Симпатичной хромоножке на почте я отдал вторую телеграмму. Теперь было ясно: случилось что-то неладное. Во время обеда сидел за столом с тем торговым агентом, Пешичем из Загреба, который, оказывается, продает мотоциклы, дела его идут хорошо, о чем и свидетельствует толстая цепь, надетая на жилет, чтобы все видели и знали. Через посредничество местных немцев он ввозит товар и гонит его на юг. Так и сказал: гонит. Он хотел развлечься, но я не желал ему в этом помочь. Перед стойкой администратора я наткнулся на чеха, оказавшегося тоже весьма общительным. Поговорил и с ним. Теперь разговариваю с каждым кому не лень, превращаюсь в типичного вестибюльного болтуна. Да и понятно: забыться хочу, неопределенность начинает меня тревожить. Действительно не знаю, что предпринять. Если уеду, а Ярослав объявится и будет ждать тут, когда же мы за дело возьмемся? Если останусь…

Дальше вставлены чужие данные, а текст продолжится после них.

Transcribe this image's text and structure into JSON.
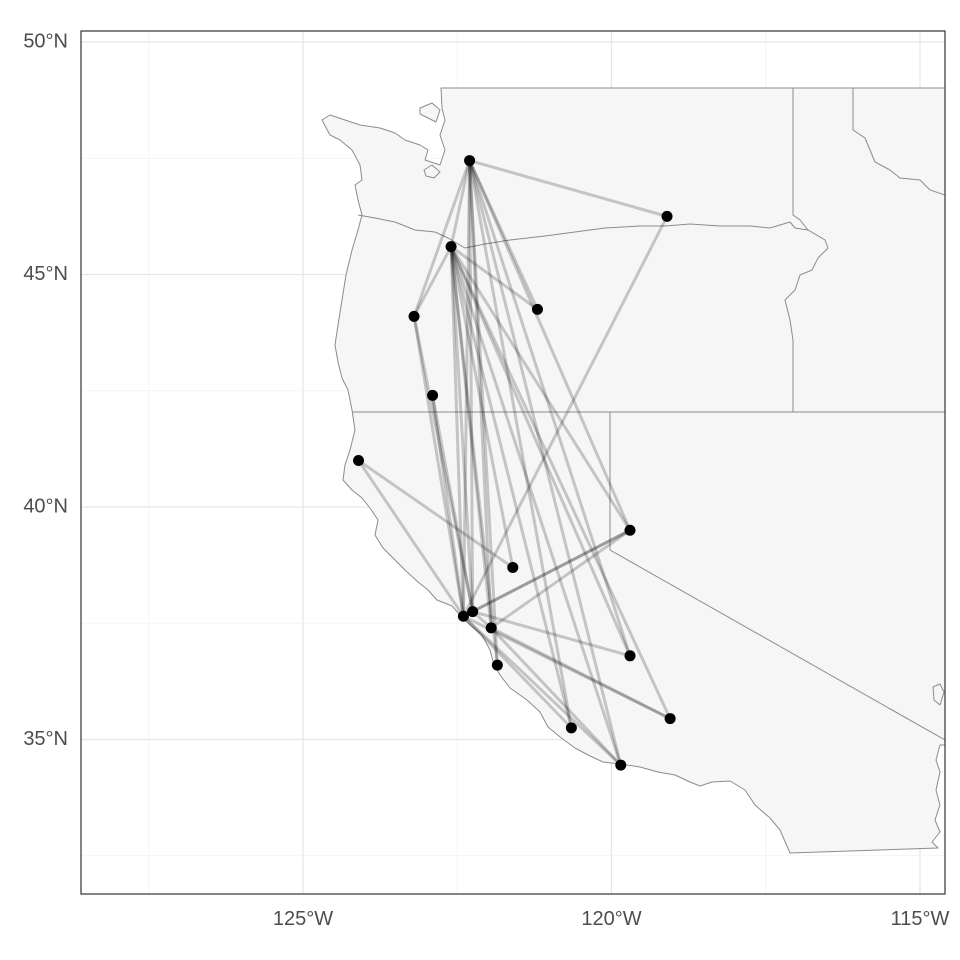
{
  "map": {
    "x_ticks": [
      {
        "lon": -125,
        "label": "125°W"
      },
      {
        "lon": -120,
        "label": "120°W"
      },
      {
        "lon": -115,
        "label": "115°W"
      }
    ],
    "y_ticks": [
      {
        "lat": 50,
        "label": "50°N"
      },
      {
        "lat": 45,
        "label": "45°N"
      },
      {
        "lat": 40,
        "label": "40°N"
      },
      {
        "lat": 35,
        "label": "35°N"
      }
    ],
    "colors": {
      "land": "#f6f6f6",
      "border": "#8c8c8c",
      "route": "#000000",
      "city": "#000000"
    }
  },
  "chart_data": {
    "type": "scatter",
    "xlim": [
      -128.6,
      -114.6
    ],
    "ylim": [
      31.8,
      50.3
    ],
    "grid": true,
    "points": [
      {
        "lon": -122.3,
        "lat": 47.45
      },
      {
        "lon": -119.1,
        "lat": 46.25
      },
      {
        "lon": -122.6,
        "lat": 45.6
      },
      {
        "lon": -121.2,
        "lat": 44.25
      },
      {
        "lon": -123.2,
        "lat": 44.1
      },
      {
        "lon": -122.9,
        "lat": 42.4
      },
      {
        "lon": -124.1,
        "lat": 41.0
      },
      {
        "lon": -119.7,
        "lat": 39.5
      },
      {
        "lon": -121.6,
        "lat": 38.7
      },
      {
        "lon": -122.25,
        "lat": 37.75
      },
      {
        "lon": -122.4,
        "lat": 37.65
      },
      {
        "lon": -121.95,
        "lat": 37.4
      },
      {
        "lon": -119.7,
        "lat": 36.8
      },
      {
        "lon": -121.85,
        "lat": 36.6
      },
      {
        "lon": -119.05,
        "lat": 35.45
      },
      {
        "lon": -120.65,
        "lat": 35.25
      },
      {
        "lon": -119.85,
        "lat": 34.45
      }
    ],
    "routes": [
      [
        0,
        1
      ],
      [
        0,
        2
      ],
      [
        0,
        3
      ],
      [
        0,
        4
      ],
      [
        0,
        9
      ],
      [
        0,
        10
      ],
      [
        0,
        11
      ],
      [
        0,
        13
      ],
      [
        0,
        12
      ],
      [
        0,
        16
      ],
      [
        0,
        15
      ],
      [
        0,
        7
      ],
      [
        1,
        10
      ],
      [
        2,
        4
      ],
      [
        2,
        7
      ],
      [
        2,
        9
      ],
      [
        2,
        10
      ],
      [
        2,
        11
      ],
      [
        2,
        12
      ],
      [
        2,
        13
      ],
      [
        2,
        15
      ],
      [
        2,
        16
      ],
      [
        2,
        14
      ],
      [
        2,
        8
      ],
      [
        2,
        3
      ],
      [
        4,
        9
      ],
      [
        4,
        10
      ],
      [
        5,
        9
      ],
      [
        5,
        10
      ],
      [
        6,
        8
      ],
      [
        6,
        10
      ],
      [
        7,
        9
      ],
      [
        7,
        10
      ],
      [
        7,
        11
      ],
      [
        9,
        12
      ],
      [
        9,
        11
      ],
      [
        10,
        14
      ],
      [
        10,
        15
      ],
      [
        10,
        16
      ],
      [
        11,
        14
      ],
      [
        11,
        16
      ]
    ]
  }
}
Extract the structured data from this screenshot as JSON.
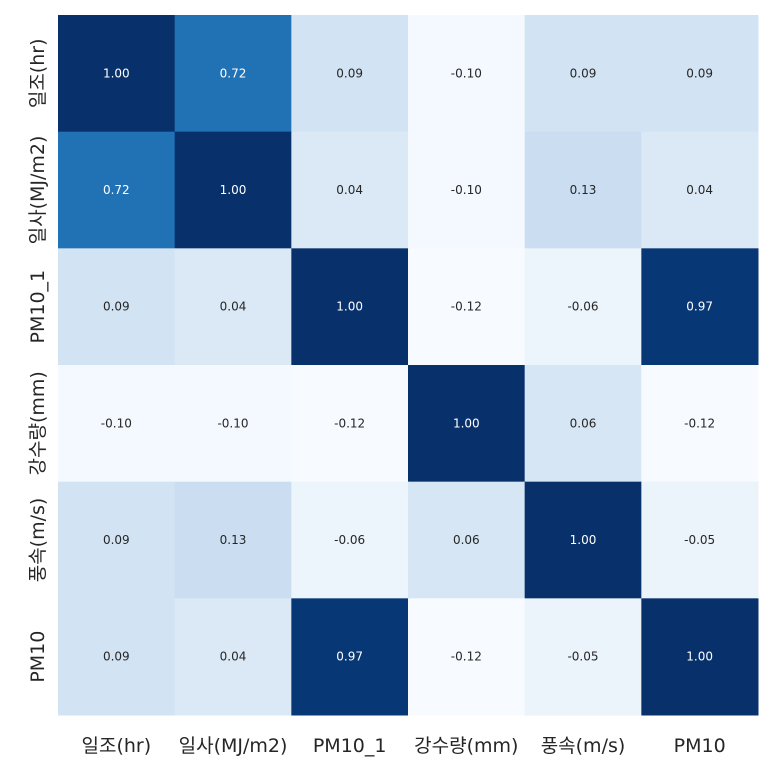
{
  "chart_data": {
    "type": "heatmap",
    "title": "",
    "labels": [
      "일조(hr)",
      "일사(MJ/m2)",
      "PM10_1",
      "강수량(mm)",
      "풍속(m/s)",
      "PM10"
    ],
    "matrix": [
      [
        1.0,
        0.72,
        0.09,
        -0.1,
        0.09,
        0.09
      ],
      [
        0.72,
        1.0,
        0.04,
        -0.1,
        0.13,
        0.04
      ],
      [
        0.09,
        0.04,
        1.0,
        -0.12,
        -0.06,
        0.97
      ],
      [
        -0.1,
        -0.1,
        -0.12,
        1.0,
        0.06,
        -0.12
      ],
      [
        0.09,
        0.13,
        -0.06,
        0.06,
        1.0,
        -0.05
      ],
      [
        0.09,
        0.04,
        0.97,
        -0.12,
        -0.05,
        1.0
      ]
    ],
    "colormap": "Blues",
    "vmin": -0.12,
    "vmax": 1.0,
    "colorbar": false,
    "annotations_format": "0.00"
  },
  "colors": {
    "light_text": "#ffffff",
    "dark_text": "#262626"
  }
}
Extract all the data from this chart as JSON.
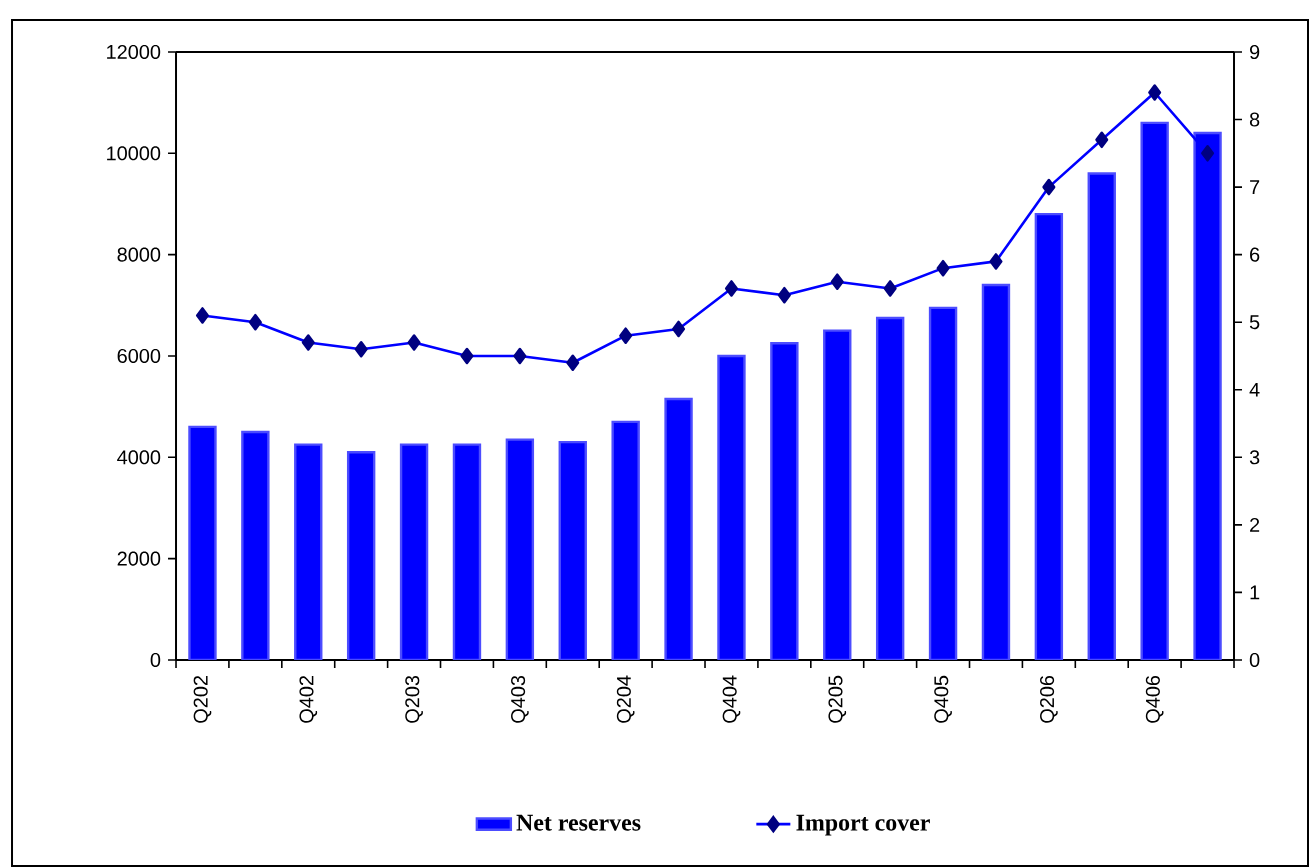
{
  "chart_data": {
    "type": "bar",
    "categories": [
      "Q202",
      null,
      "Q402",
      null,
      "Q203",
      null,
      "Q403",
      null,
      "Q204",
      null,
      "Q404",
      null,
      "Q205",
      null,
      "Q405",
      null,
      "Q206",
      null,
      "Q406",
      null
    ],
    "series": [
      {
        "name": "Net reserves",
        "color": "#0000ff",
        "values": [
          4600,
          4500,
          4250,
          4100,
          4250,
          4250,
          4350,
          4300,
          4700,
          5150,
          6000,
          6250,
          6500,
          6750,
          6950,
          7400,
          8800,
          9600,
          10600,
          10400
        ]
      },
      {
        "name": "Import cover",
        "type": "line",
        "axis": "y2",
        "marker": "diamond",
        "color": "#0000ff",
        "values": [
          5.1,
          5.0,
          4.7,
          4.6,
          4.7,
          4.5,
          4.5,
          4.4,
          4.8,
          4.9,
          5.5,
          5.4,
          5.6,
          5.5,
          5.8,
          5.9,
          7.0,
          7.7,
          8.4,
          7.5
        ]
      }
    ],
    "ylim": [
      0,
      12000
    ],
    "yticks": [
      0,
      2000,
      4000,
      6000,
      8000,
      10000,
      12000
    ],
    "y2lim": [
      0,
      9
    ],
    "y2ticks": [
      0,
      1,
      2,
      3,
      4,
      5,
      6,
      7,
      8,
      9
    ],
    "legend": "bottom"
  }
}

Разговаривал, стало быть, с чехом. Он обрадовался, когда я сказал, что служу в фирме «Я. Щастны энд компани». «Я» — это Ярослав, пояснил я. В Германии? Да, в Германии. Но Я. Щастны из Вены, он австрийский чех. Мы пили кофе, он говорил о политике, я об антропологии. Его не интересует антропология, меня же не волнуют его политические взгляды. Наверняка тот антрополог демонстрировал женщину-обезьяну, она молода и полна жизни. Интересно, что он с ней сделает после демонстрации? Посадит в клетку? Даст почитать Вольтера? Это чеха не интересовало. Какой-то пьяница так на меня наорал, что я не знал, куда деться. Топтался рядом и орал, совершенно невозможно было понять, чего он хочет. Может, спутал меня с кем-то, или же в его пьяной башке помутилось. Мне даже показалось, что вот сейчас он меня ударит. Прямо так, без причины, и удар был бы столь же логичен, сколь логичны были вопли. Чех с помощью официанта вывел его из зала. Может быть, со мной действительно что-то происходит, может, я как-то вызывающе себя держу, потому все и пристают ко мне днем и ночью.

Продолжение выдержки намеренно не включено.